# 328 Born to run, Né pour courir, Christopher Mcdougall
Marie a longtemps insisté pour que je lise Born to run (également recommandé par Mathieu dans les commentaires de ce post) et elle a fini par me l'offrir.
(Je lui fais vraiment faire n'importe quoi à ce chat...)
En essayant de comprendre pourquoi il se blesse systématiquement lors de ses footings, le journaliste Christopher Mcdougall dessine un essai très intéressant sur la course minimaliste. A travers ses investigations et l'histoire de l'ultratrail, il nous emmène à la rencontre des Tarahumaras, un peuple qui vit à l'écart de notre marche du monde dans les canyons du nord du Mexique et dont la pratique de la course à pied revêt un caractère culturel et social sacré.
De vulgarisations scientifiques sur le fonctionnement de notre corps en stratégies marketing des firmes sportives, l'auteur nous interroge sur notre rapport au corps. Ceux qui ne connaissent pas le souffle, la respiration et la liberté que procurent les sports d'endurance n'y trouveront peut-être aucun sens. Une nouvelle fois, le très beau texte de Christophe Ono-Dit- Biot trotte dans ma tête.
Si la danse me permet de me réconcilier avec la légèreté, la pratique de la course à pied est, elle, le reflet de mon intranquilité. Il est de certaines lectures comme des rencontres, elles s'imposent parfois à nous. Au moment où j'aspirais à retrouver l'insouciance perdue avec le confinement et à échapper à l'enfermement que l'absence de voyage provoque désormais sur moi, je suis prête à invoquer les dieux des Tarahumaras pour qu'enfin les démons de la remise en question se barrent de ma vie!
Quand je chausse mes baskets c'est comme si j'etais face à une feuille blanche et au fil des kilomètres, je déroule dans ma tête les mots et les maux; j'ai écrit des dizaines de débuts de roman et réglé pas mal de comptes, j'ai pris des décisions, j'ai pleuré, je suis tombée, je me suis dépassée. J'ai couru seule, à deux, à plusieurs.
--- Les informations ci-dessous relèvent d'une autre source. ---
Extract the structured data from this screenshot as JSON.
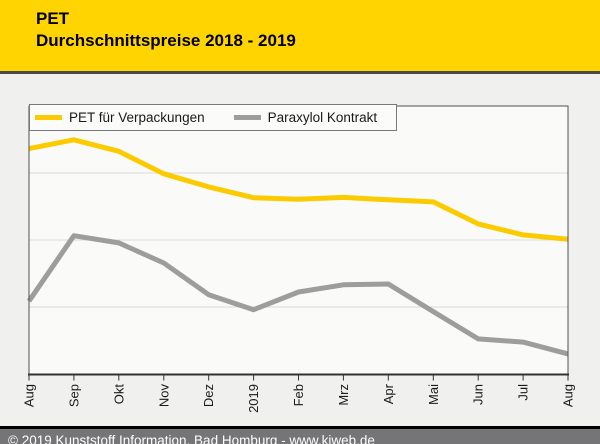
{
  "header": {
    "title": "PET",
    "subtitle": "Durchschnittspreise 2018 - 2019"
  },
  "legend": {
    "items": [
      {
        "label": "PET für Verpackungen",
        "color": "#FBCB00"
      },
      {
        "label": "Paraxylol Kontrakt",
        "color": "#9D9D9D"
      }
    ]
  },
  "footer": {
    "copyright": "© 2019 Kunststoff Information, Bad Homburg - www.kiweb.de"
  },
  "colors": {
    "header_bg": "#FFD400",
    "header_border": "#4B4B4B",
    "body_bg": "#F0F0EF",
    "plot_bg": "#FAFAF9",
    "frame": "#505156",
    "axis": "#323234",
    "gridline": "#D9D9D8",
    "tick_text": "#1A1A1A",
    "footer_bg": "#757578",
    "footer_border": "#000000",
    "footer_text": "#FFFFFF"
  },
  "chart_data": {
    "type": "line",
    "title": "PET Durchschnittspreise 2018 - 2019",
    "categories": [
      "Aug",
      "Sep",
      "Okt",
      "Nov",
      "Dez",
      "2019",
      "Feb",
      "Mrz",
      "Apr",
      "Mai",
      "Jun",
      "Jul",
      "Aug"
    ],
    "series": [
      {
        "name": "PET für Verpackungen",
        "color": "#FBCB00",
        "values": [
          84.1,
          87.4,
          83.1,
          74.7,
          69.8,
          65.8,
          65.2,
          65.9,
          65.0,
          64.2,
          56.0,
          51.9,
          50.3
        ]
      },
      {
        "name": "Paraxylol Kontrakt",
        "color": "#9D9D9D",
        "values": [
          27.2,
          51.6,
          48.9,
          41.4,
          29.6,
          24.0,
          30.6,
          33.3,
          33.6,
          23.3,
          13.1,
          11.9,
          7.5
        ]
      }
    ],
    "xlabel": "",
    "ylabel": "",
    "ylim": [
      0,
      100
    ],
    "y_axis_labels_shown": false,
    "value_unit": "relative (% of plot height, no y-axis scale shown in source)",
    "grid": "3 horizontal gridlines at 25/50/75%",
    "legend_position": "top-left inside plot area",
    "x_tick_label_rotation": -90
  }
}
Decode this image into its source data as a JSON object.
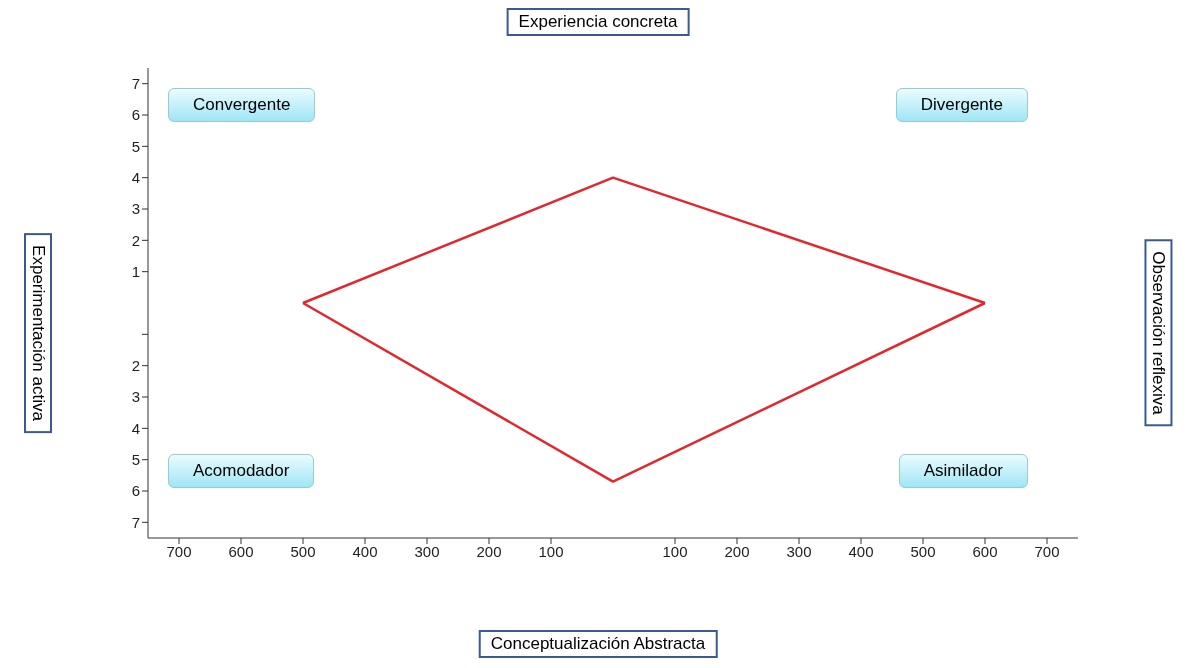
{
  "chart_data": {
    "type": "line",
    "series": [
      {
        "color": "#e0282e",
        "x": [
          -500,
          0,
          600
        ],
        "values": [
          0,
          4,
          0
        ]
      },
      {
        "color": "#e0282e",
        "x": [
          -500,
          0,
          600
        ],
        "values": [
          0,
          -5.7,
          0
        ]
      }
    ],
    "xlim": [
      -750,
      750
    ],
    "xticks": [
      {
        "value": -700,
        "label": "700"
      },
      {
        "value": -600,
        "label": "600"
      },
      {
        "value": -500,
        "label": "500"
      },
      {
        "value": -400,
        "label": "400"
      },
      {
        "value": -300,
        "label": "300"
      },
      {
        "value": -200,
        "label": "200"
      },
      {
        "value": -100,
        "label": "100"
      },
      100,
      200,
      300,
      400,
      500,
      600,
      700
    ],
    "ylim": [
      -7.5,
      7.5
    ],
    "yticks": [
      {
        "value": -7,
        "label": "7"
      },
      {
        "value": -6,
        "label": "6"
      },
      {
        "value": -5,
        "label": "5"
      },
      {
        "value": -4,
        "label": "4"
      },
      {
        "value": -3,
        "label": "3"
      },
      {
        "value": -2,
        "label": "2"
      },
      {
        "value": -1,
        "label": null
      },
      1,
      2,
      3,
      4,
      5,
      6,
      7
    ],
    "annotations": [
      "Experiencia concreta",
      "Conceptualización Abstracta",
      "Experimentación activa",
      "Observación reflexiva",
      "Convergente",
      "Divergente",
      "Acomodador",
      "Asimilador"
    ],
    "grid": false,
    "marker": "none",
    "line_style": "solid"
  }
}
C'est là que j'ai réalisé qu'on se parlait souvent mieux côte à côte plutôt que face à face: comme si accorder sa cadence était déjà une écoute de l'autre. "Nous ne courons pas pour nous mesurer les uns aux autres, avait-il réalisé, mais pour être les uns avec les autres".
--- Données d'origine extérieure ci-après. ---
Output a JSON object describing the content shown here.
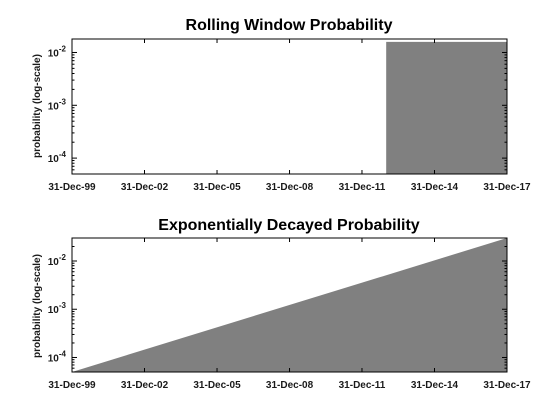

J'ai lu ce livre en apnée, dans l'attente de la réponse au pourquoi je cours qui s'esquisse entre les lignes: ce serait un réflexe ancestral. Si vous refusez de croire que vous êtes né pour courir, vous niez non seulement l'histoire, mais aussi ce que vous êtes". J'avale en ce moment des semis chaque dimanche: j'espère qu'avoir rejoint récemment le groupe d'ultra-trailers lecteurs (!) n'est pas une simple coïncidence mais un signe que je prends le bon chemin, celui du sourire, de la légèreté et de la poésie.
P.209:
Quant à l'inspiration, c'est Charles Bukowski qu'ils invoquaient:
"Si tu as l'intention d'essayer, va jusqu'au bout
Il n'y a pas de sensation pareille
Tu seras seul avec les dieux
Et le feu incendiera tes nuits"
P.215
- Je ne l'ai jamais dit à personne parce que ça a l'air prétentieux, mais j'ai commencé à courir des ultras pour devenir quelqu'un de bien, me confia-t-elle. Je me disais que, si on est capable de courir 100 miles, c'est qu'on est zen, qu'on peut être un putain de Boudha qui apporte la paix et la joie au monde. Ca n'a pas marché pour moi. Je suis toujours la même punkette de merde, mais il y a toujours l'espoir de faire de toi ce que tu veux être, une personne meilleure et apaisée. Quand je cours sur une longue distance, poursuivit-elle, la seule chose qui compte c'est de finir la course. Mon cerveau ne fait pas blehblehbleh comme d'habitude. Tout s'apaise et la seule chose qui compte c'est le mouvement pur. Il n'y a que moi et le mouvement. C'est ce que j'aime, courir dans les bois comme une barbare."